Farmville is a tool shaped object.

These are real photos

These are all kanna. These are tool shaped objects. The setup is the practice. But unlike the Japanese woodworker, the user of these objects typically believes he is doing the thing the tool is shaped like, and not the thing the tool actually does.

The current generation of LLM-driven insanity — the billion dollar frameworks, the orchestration layers, the agentic workflows— is the most sophisticated tool-shaped object ever created.

You can build an agent that reads your email, summarizes the contents, drafts a response, checks the response against a style guide, routes the response through an approval chain, logs the interaction, and reports the results to a dashboard. You can watch this happen. You can watch the tokens stream. You can see the chain of thought. You can monitor the system prompt. You can adjust the temperature. You can swap the model. You can add a tool. You can add six tools. You can add a tool that calls another agent that calls a third agent that searches the web and synthesizes the results into a memo that no one will read.

The number goes up.

I have seen teams of very smart engineers build agent systems of breathtaking complexity whose primary output is the existence of the system itself. The agents run. They produce logs. The logs are analyzed by other agents. Reports are generated. Dashboards are populated. The entire apparatus hums with the unmistakable energy of work being done.

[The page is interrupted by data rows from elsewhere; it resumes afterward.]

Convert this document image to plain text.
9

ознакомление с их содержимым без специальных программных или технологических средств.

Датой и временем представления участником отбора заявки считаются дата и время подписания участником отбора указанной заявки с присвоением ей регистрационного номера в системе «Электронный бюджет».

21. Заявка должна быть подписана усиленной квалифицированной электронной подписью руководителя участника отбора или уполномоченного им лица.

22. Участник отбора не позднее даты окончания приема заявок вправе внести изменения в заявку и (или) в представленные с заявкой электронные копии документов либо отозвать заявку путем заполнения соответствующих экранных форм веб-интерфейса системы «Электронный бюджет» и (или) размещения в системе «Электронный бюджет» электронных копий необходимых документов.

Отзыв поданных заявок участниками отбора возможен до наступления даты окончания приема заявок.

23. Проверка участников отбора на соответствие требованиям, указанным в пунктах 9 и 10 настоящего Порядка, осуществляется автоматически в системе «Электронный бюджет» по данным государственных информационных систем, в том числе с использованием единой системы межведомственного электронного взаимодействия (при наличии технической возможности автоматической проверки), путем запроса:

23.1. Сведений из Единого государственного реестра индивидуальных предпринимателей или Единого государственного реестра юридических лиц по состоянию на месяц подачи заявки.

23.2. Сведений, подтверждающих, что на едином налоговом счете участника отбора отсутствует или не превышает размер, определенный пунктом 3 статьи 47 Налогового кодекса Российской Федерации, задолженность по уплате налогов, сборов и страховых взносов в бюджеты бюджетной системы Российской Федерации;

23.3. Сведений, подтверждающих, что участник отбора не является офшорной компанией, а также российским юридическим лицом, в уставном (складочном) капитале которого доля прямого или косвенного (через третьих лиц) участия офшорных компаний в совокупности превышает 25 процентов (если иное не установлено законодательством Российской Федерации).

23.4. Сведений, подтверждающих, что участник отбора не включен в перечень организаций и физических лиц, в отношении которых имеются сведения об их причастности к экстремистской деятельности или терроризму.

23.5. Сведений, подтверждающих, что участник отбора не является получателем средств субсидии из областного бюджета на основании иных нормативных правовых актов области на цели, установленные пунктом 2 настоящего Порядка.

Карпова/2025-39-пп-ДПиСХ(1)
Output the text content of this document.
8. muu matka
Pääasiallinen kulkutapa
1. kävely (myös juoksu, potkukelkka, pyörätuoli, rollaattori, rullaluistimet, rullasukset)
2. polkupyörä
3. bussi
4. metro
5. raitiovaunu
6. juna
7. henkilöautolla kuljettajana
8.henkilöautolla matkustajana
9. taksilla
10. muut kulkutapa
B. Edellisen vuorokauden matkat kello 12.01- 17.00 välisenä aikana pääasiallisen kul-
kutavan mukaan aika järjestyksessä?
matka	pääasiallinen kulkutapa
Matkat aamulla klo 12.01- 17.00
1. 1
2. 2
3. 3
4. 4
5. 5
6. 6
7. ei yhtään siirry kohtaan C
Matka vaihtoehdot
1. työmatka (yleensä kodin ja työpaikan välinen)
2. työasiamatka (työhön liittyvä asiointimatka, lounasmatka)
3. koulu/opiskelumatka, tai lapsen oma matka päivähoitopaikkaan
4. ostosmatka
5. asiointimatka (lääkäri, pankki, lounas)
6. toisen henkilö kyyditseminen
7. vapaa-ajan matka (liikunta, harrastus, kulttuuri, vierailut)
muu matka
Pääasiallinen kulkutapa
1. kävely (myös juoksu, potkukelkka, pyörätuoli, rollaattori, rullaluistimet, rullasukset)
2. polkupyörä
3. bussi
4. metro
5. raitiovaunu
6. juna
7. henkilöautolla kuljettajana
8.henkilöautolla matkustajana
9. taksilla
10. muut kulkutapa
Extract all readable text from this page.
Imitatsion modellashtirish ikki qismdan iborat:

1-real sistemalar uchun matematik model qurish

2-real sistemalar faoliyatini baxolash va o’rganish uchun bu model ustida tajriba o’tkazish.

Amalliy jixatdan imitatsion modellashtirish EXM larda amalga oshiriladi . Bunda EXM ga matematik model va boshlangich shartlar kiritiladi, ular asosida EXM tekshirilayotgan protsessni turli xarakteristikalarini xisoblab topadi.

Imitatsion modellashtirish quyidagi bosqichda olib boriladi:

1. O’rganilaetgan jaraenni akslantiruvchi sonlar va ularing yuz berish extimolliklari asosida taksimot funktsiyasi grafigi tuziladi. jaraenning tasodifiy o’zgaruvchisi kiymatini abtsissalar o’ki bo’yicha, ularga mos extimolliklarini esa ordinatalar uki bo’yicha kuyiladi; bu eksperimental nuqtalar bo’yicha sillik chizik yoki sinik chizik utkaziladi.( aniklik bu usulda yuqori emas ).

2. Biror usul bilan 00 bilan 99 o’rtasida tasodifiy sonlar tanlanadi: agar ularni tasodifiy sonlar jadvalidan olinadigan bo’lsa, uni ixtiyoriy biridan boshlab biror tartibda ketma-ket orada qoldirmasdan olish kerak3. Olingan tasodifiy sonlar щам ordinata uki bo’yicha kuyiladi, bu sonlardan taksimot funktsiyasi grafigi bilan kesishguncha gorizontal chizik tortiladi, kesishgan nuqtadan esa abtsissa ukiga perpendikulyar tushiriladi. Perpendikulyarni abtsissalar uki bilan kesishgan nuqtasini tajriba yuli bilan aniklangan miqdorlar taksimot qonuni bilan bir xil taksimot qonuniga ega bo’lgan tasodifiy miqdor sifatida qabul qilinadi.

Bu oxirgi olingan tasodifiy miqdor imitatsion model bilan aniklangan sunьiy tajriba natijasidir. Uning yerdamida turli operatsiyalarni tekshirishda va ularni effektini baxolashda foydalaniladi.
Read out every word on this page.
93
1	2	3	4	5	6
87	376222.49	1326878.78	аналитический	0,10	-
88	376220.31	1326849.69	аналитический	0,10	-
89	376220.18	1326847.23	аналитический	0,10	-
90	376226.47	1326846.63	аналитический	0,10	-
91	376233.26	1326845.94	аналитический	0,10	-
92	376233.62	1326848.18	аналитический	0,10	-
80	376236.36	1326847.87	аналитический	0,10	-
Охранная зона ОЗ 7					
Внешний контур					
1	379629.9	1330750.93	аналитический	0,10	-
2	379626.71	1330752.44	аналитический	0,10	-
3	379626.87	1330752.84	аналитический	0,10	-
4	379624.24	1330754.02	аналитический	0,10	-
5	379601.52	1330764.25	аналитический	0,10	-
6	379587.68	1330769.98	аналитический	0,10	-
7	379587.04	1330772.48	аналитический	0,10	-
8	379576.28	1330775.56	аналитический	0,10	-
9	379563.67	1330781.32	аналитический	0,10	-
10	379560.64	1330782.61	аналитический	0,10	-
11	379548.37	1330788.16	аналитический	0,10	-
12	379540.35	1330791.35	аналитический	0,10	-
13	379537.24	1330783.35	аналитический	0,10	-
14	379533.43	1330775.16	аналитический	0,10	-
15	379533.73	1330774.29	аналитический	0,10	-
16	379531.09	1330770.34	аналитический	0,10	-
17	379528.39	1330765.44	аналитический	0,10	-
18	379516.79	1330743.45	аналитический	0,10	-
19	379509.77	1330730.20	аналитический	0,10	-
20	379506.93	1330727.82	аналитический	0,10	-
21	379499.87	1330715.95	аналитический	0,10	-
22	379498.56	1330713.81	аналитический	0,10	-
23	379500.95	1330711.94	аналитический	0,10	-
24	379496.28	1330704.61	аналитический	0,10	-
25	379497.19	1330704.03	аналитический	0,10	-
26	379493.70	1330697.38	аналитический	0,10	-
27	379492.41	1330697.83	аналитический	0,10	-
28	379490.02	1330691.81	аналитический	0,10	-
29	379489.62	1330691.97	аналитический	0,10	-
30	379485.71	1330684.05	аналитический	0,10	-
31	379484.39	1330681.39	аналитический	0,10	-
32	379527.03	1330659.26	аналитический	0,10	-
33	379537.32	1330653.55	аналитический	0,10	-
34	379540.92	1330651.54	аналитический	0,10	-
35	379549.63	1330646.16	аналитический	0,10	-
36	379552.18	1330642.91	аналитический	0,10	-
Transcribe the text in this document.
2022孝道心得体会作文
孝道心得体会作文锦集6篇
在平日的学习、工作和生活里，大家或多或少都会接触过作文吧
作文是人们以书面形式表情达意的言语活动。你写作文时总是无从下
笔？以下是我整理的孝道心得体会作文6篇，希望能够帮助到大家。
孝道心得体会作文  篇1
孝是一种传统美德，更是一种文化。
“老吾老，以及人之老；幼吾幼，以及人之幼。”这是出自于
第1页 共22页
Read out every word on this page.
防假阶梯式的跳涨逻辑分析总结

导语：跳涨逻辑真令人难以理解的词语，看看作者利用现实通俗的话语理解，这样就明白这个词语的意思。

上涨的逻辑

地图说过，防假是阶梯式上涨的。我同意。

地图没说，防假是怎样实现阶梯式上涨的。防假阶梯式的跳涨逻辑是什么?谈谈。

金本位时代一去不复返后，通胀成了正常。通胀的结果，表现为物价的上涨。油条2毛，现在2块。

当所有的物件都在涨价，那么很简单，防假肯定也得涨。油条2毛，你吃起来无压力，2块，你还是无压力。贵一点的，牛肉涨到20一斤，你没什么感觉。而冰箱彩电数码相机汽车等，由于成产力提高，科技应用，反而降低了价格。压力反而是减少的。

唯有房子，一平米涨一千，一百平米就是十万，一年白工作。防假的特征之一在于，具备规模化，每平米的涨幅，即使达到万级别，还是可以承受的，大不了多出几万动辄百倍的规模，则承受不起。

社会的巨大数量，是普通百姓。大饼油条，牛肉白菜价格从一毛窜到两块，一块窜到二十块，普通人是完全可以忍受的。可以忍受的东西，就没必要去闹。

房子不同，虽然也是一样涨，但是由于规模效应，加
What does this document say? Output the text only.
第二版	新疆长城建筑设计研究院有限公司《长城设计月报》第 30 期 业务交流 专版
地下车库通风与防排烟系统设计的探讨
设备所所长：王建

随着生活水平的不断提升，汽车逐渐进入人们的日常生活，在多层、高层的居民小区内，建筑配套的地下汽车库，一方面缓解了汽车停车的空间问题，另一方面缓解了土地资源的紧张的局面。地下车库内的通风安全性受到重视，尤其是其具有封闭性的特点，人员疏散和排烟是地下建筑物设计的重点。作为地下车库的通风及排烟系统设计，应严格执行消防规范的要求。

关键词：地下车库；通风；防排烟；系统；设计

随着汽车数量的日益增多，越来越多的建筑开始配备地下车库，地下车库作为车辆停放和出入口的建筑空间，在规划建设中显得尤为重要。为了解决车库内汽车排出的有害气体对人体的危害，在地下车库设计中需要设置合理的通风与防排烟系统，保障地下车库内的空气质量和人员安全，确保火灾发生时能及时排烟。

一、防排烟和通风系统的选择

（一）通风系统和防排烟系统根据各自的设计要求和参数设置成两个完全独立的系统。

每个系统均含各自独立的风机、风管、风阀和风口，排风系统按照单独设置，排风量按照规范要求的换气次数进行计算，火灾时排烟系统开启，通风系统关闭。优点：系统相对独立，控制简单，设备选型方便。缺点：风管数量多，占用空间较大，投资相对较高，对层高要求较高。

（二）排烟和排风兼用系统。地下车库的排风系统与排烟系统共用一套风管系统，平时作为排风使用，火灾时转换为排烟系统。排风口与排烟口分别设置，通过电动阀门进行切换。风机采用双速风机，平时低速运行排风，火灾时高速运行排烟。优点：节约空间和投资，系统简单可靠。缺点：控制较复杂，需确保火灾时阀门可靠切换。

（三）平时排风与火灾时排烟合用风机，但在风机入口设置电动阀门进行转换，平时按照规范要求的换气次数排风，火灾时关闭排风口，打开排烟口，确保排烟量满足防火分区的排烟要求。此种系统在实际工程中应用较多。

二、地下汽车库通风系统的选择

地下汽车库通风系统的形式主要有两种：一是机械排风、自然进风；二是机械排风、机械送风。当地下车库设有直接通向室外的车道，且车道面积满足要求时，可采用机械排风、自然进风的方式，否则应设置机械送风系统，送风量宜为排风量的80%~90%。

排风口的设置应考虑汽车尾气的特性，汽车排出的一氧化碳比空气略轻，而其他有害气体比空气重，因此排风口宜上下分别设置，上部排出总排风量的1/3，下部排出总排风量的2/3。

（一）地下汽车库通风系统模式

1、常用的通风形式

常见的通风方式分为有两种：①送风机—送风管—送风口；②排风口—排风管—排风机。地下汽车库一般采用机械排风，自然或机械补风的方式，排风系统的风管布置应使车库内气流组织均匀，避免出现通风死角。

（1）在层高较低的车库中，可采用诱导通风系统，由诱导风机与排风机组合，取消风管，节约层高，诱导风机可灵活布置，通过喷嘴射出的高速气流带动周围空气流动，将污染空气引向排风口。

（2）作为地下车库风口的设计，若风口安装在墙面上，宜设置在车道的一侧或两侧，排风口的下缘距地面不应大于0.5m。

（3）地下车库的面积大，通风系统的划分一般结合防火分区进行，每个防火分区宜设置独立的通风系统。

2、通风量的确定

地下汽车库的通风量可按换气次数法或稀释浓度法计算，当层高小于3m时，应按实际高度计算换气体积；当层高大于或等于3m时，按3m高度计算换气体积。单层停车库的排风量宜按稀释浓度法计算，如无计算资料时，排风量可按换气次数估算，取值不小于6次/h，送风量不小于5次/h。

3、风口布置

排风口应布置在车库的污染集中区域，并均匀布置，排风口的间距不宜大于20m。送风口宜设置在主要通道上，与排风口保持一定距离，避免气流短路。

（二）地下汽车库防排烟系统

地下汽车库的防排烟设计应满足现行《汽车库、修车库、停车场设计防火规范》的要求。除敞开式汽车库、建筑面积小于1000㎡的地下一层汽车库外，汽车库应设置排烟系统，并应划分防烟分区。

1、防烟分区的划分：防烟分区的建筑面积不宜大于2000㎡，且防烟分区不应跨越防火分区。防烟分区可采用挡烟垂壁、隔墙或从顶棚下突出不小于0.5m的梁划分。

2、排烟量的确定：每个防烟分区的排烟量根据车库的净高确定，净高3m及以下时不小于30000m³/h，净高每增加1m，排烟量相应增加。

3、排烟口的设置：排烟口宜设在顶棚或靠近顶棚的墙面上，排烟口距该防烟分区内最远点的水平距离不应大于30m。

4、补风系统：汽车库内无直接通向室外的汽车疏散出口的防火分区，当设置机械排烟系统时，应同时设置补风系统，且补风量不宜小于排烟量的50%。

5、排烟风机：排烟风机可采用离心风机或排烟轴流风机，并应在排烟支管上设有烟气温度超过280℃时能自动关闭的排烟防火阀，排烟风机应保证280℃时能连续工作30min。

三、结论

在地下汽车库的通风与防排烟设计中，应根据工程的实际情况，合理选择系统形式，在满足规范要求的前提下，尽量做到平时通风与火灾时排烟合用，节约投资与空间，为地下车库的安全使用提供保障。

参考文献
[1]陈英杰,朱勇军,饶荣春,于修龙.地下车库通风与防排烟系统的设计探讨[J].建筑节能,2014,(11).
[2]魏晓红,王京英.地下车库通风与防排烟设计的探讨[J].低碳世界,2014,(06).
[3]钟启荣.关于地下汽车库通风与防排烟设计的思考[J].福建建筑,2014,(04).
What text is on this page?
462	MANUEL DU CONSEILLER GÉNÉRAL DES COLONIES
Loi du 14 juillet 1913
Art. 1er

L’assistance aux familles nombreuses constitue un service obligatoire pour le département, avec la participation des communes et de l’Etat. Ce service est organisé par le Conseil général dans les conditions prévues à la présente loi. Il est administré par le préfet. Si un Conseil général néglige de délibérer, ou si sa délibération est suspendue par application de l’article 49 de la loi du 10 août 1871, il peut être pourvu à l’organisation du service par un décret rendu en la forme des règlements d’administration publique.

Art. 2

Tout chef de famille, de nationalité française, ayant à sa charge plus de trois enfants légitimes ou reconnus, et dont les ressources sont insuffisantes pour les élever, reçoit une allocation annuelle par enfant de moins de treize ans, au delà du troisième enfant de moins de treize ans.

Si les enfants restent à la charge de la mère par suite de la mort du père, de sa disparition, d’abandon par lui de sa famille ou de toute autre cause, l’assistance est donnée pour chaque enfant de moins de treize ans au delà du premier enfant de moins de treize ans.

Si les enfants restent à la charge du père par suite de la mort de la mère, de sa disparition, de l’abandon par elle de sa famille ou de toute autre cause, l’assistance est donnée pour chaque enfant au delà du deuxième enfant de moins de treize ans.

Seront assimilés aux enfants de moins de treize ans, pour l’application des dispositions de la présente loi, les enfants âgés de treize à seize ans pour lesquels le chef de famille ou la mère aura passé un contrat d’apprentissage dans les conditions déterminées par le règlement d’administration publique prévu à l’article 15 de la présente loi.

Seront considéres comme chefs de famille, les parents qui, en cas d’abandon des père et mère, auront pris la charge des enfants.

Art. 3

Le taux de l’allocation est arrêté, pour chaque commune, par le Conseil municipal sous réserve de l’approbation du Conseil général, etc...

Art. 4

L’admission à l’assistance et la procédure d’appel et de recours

What is being done is the operation of the apparatus.

This is not to say that LLMs as such are worthless, quite the opposite. These models, at least from my view, will become very good in short order, and the careful deployment of them will have unbelievable effects on productivity the real economy.

But my narrow suggestion is that this diffusion into the real economy will take much longer, and look much different than the current run on South Bay Best Buys for Mac Minis would have you believe.

This is FarmVille at institutional scale. The quality that makes LLMs so extraordinarily effective as tool-shaped objects is their verbal fluency. Every prior tool-shaped object had to work within the constraints of its medium. FarmVille could only produce the sensation of farming. Notion could only produce the sensation of organizing. But an LLM can produce the sensation of anything.

What makes this particularly difficult to see is that LLMs are also, genuinely, tools. They do real work. The line between the tool and the tool-shaped object is not a line at all but a gradient, and the gradient shifts with every use case, every user, every prompt. You can only fail to notice when you have crossed from one side to the other.

Ask what the number is before making it go up.